RobOptim toolbox aiming at processing Motion Capture Data and in particular retarget motion capture data in order to allow a particular robot to replace the motion.

This toolbox relies on the following software:

  • Choreonoid (rigid body computation)
  • libmocap (motion capture data loading)

Optionally, if metapod is available, some constraints have also been implemented using this library.

It provides three command-line tools which are in fact the three steps of the conversion process:

  • roboptim-retargeting-markers
  • roboptim-retargeting-marker-to-joint-converter
  • roboptim-retargeting-joints

The marker optimization optimizes the markers positions in the Euclidian space. If the motion capture matches a human skeleton, this step will adapt the markers positions at each frame to make it match the robot morphology.

Marker to Joint converter converts marker positions to joints trajectories of a particular robot.

The joint optimization will, at least, reshape the joint trajectories to satisfy robotics constraints such as balance (ZMP), actuators limits (position, velocity, torque).

RobOptim Functions

All functions are placed into the include/roboptim/retargeting/function folder.

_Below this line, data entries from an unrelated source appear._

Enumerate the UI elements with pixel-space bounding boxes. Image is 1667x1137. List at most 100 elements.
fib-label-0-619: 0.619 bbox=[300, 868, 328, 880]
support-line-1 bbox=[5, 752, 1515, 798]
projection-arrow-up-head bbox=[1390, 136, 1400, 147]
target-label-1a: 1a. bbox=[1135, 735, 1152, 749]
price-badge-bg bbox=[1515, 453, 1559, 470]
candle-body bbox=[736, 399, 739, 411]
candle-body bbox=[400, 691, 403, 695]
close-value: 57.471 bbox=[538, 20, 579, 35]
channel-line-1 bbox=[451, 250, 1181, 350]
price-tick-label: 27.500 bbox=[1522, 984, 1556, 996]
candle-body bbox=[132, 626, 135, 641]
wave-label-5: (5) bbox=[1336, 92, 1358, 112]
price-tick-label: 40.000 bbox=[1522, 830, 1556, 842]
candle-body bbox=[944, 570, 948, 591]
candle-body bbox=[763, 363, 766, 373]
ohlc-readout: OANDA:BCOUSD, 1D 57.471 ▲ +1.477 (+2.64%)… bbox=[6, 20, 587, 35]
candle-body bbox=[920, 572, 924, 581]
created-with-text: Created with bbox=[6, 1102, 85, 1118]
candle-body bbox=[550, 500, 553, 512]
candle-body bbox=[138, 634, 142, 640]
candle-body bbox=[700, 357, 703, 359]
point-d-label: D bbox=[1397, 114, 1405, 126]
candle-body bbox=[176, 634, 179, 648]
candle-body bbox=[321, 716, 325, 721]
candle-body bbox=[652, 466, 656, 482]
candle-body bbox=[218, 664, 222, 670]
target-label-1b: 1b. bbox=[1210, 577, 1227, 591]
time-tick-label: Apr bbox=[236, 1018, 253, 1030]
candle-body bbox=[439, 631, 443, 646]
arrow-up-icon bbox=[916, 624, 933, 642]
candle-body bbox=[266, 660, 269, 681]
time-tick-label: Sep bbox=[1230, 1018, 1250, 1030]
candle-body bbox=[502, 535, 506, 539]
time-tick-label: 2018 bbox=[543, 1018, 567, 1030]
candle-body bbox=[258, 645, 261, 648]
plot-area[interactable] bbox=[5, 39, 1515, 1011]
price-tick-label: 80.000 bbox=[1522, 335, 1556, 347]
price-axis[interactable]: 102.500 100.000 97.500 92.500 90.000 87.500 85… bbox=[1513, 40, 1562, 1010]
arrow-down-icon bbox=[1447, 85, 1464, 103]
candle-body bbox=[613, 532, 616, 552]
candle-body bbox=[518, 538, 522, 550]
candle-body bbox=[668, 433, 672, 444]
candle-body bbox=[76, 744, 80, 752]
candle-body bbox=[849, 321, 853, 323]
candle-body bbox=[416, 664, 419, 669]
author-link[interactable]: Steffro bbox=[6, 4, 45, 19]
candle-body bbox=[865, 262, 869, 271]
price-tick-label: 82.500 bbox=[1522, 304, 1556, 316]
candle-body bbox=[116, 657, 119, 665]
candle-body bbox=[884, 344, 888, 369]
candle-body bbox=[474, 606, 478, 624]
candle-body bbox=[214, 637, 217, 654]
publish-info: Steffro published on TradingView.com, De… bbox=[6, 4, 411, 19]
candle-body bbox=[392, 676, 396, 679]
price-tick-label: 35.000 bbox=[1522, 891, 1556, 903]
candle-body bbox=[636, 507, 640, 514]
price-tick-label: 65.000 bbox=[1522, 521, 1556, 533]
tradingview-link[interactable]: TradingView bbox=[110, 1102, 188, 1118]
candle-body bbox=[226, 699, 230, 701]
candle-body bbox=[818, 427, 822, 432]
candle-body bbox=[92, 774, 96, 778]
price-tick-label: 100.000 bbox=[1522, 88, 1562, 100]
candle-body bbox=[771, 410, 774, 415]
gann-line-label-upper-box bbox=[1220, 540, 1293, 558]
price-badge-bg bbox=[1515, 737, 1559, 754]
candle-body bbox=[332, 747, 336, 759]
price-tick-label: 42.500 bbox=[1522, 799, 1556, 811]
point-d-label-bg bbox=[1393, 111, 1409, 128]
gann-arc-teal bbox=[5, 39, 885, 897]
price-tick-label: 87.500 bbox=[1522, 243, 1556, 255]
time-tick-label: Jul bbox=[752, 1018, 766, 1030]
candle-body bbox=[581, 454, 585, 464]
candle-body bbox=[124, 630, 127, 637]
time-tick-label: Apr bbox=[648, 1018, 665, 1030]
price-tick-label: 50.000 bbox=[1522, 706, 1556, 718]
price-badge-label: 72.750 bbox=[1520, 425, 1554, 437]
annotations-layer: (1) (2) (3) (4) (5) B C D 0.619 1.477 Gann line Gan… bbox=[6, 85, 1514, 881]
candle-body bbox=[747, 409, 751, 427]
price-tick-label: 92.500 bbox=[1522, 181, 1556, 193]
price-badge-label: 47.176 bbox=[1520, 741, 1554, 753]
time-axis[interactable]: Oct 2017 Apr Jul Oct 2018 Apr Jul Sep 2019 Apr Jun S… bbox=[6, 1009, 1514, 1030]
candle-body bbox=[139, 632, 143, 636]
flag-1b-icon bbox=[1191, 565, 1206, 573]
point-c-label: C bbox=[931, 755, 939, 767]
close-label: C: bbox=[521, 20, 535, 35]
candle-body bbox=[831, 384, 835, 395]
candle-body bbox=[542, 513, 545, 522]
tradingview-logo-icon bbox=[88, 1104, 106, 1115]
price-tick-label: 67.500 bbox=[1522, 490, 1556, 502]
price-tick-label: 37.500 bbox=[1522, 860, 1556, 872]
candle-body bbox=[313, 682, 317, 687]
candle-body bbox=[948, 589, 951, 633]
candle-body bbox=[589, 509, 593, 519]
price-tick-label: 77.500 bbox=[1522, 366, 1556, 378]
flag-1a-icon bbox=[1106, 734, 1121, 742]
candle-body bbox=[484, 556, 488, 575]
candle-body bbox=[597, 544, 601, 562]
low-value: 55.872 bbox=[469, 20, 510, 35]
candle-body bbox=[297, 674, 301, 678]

Acceleration (joint-based optimization and marker-based optimization)

#include <roboptim/retargeting/function/acceleration.hh

Use StateFunction to compute each joint/marker acceleration over three frames. This function can be used to penalize large motion as a cost function.

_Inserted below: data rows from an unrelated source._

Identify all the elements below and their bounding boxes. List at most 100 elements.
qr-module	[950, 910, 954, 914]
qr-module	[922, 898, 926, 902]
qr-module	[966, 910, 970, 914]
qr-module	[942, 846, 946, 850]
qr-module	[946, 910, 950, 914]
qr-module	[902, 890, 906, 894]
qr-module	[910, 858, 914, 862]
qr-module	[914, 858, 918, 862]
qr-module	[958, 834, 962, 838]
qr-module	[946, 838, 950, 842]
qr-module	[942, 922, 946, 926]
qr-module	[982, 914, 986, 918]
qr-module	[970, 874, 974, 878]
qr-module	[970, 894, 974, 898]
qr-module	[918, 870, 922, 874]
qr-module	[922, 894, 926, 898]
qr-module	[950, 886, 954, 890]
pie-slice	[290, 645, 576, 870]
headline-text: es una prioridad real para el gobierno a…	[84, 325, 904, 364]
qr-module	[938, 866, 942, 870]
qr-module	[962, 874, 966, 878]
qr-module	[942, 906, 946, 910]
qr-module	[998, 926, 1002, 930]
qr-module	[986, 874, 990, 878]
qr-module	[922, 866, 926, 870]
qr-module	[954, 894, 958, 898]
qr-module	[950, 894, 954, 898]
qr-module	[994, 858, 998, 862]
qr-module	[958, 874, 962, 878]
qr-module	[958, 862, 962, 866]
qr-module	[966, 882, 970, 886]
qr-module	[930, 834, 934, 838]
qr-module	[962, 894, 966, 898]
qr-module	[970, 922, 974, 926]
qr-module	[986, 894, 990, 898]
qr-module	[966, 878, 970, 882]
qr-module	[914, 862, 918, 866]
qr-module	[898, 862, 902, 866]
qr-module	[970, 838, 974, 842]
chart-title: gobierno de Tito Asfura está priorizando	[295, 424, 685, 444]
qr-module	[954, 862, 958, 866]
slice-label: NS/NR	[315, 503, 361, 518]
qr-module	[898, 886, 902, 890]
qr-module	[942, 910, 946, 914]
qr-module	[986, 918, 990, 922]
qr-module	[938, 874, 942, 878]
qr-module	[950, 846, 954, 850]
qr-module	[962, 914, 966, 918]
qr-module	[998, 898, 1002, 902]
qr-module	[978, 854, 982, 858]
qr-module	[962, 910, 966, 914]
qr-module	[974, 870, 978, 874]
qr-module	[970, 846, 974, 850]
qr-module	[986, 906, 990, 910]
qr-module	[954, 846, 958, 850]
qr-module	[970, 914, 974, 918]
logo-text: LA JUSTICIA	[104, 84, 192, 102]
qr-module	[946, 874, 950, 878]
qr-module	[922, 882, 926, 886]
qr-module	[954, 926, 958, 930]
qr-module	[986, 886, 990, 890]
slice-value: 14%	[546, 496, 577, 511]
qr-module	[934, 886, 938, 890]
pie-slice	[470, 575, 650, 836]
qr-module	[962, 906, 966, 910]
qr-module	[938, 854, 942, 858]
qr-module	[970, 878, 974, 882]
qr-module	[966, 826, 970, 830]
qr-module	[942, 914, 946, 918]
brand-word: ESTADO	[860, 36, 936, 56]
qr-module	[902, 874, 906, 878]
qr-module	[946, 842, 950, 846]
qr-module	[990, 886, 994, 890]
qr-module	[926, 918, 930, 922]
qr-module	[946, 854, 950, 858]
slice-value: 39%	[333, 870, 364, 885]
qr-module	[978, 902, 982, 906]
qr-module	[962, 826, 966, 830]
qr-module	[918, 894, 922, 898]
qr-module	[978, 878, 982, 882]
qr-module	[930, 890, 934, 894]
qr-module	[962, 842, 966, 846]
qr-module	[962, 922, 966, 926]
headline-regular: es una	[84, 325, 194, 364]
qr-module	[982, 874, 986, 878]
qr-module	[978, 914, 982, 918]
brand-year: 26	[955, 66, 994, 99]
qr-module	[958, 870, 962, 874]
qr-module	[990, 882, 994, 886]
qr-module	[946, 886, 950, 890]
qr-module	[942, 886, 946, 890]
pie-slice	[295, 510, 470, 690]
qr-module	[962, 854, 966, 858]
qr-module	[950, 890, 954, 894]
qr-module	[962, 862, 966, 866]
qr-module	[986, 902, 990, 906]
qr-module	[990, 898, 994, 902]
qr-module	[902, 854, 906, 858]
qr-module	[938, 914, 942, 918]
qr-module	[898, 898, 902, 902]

Marker Laplacian Deformation Energy (marker-based optimization)

#include <roboptim/retargeting/function/marker-laplacian-deformation-energy/choreonoid.hh>

Compute the Marker Laplacian Deformation Energy for markers.

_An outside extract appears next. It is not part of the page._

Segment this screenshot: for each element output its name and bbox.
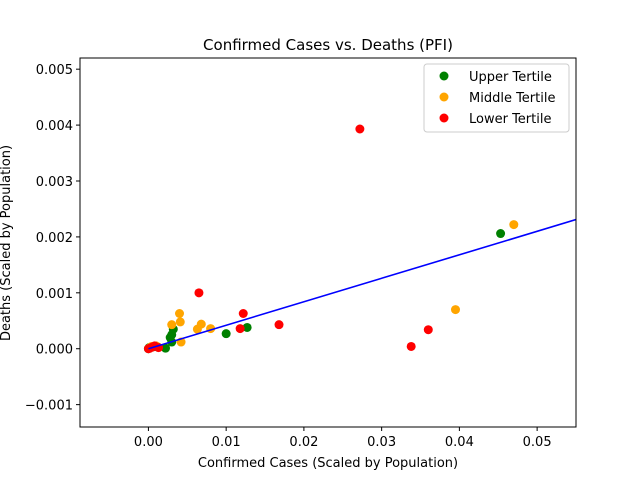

Body Laplacian Deformation Energy (joint-based optimization)

#include <roboptim/retargeting/function/body-laplacian-deformation-energy/choreonoid.hh>

Compute the Marker Laplacian Deformation Energy for bodies.

Bone Length (marker-based optimization)

#include <roboptim/retargeting/function/bone-length/choreonoid.hh>

Compute bone length for each segment and compare it to the robot segments.

Joints limits (joint-based optimization)

#include <roboptim/retargeting/function/joint-limits/choreonoid.hh>

Compute joints positions and/or velocities and make sure they are in the actuators limits.

Joints torque limits (joint-based optimization)

#include <roboptim/retargeting/function/torque/choreonoid.hh>

Compute joints torques and make sure they are in the actuators limits.

Body position (joint-based optimization)

#include <roboptim/retargeting/function/forward-geometry/choreonoid.hh>

Force a particular body to stay at the correct location. Typically, it is used to force the feet on the floor.

ZMP (joint-based optimization)

#include <roboptim/retargeting/function/zmp/choreonoid.hh>

Compute the Zero-Momentum Point attached with the robot. If it stays in the support-polygon then the motion will remain balanced.

RobOptim Problems

Marker Optimization

Cost: Laplacian Deformation Energy (marker-based) and optionally acceleration.

Constraints:

  • Bone Length (linear function)

Joint Optimization

Cost: Laplacian Deformation Energy (joint-based) and optionally acceleration.

Constraints:

  • Joint Limits (position, velocity)
  • Body Position (feet on the ground)
  • Torque
  • ZMP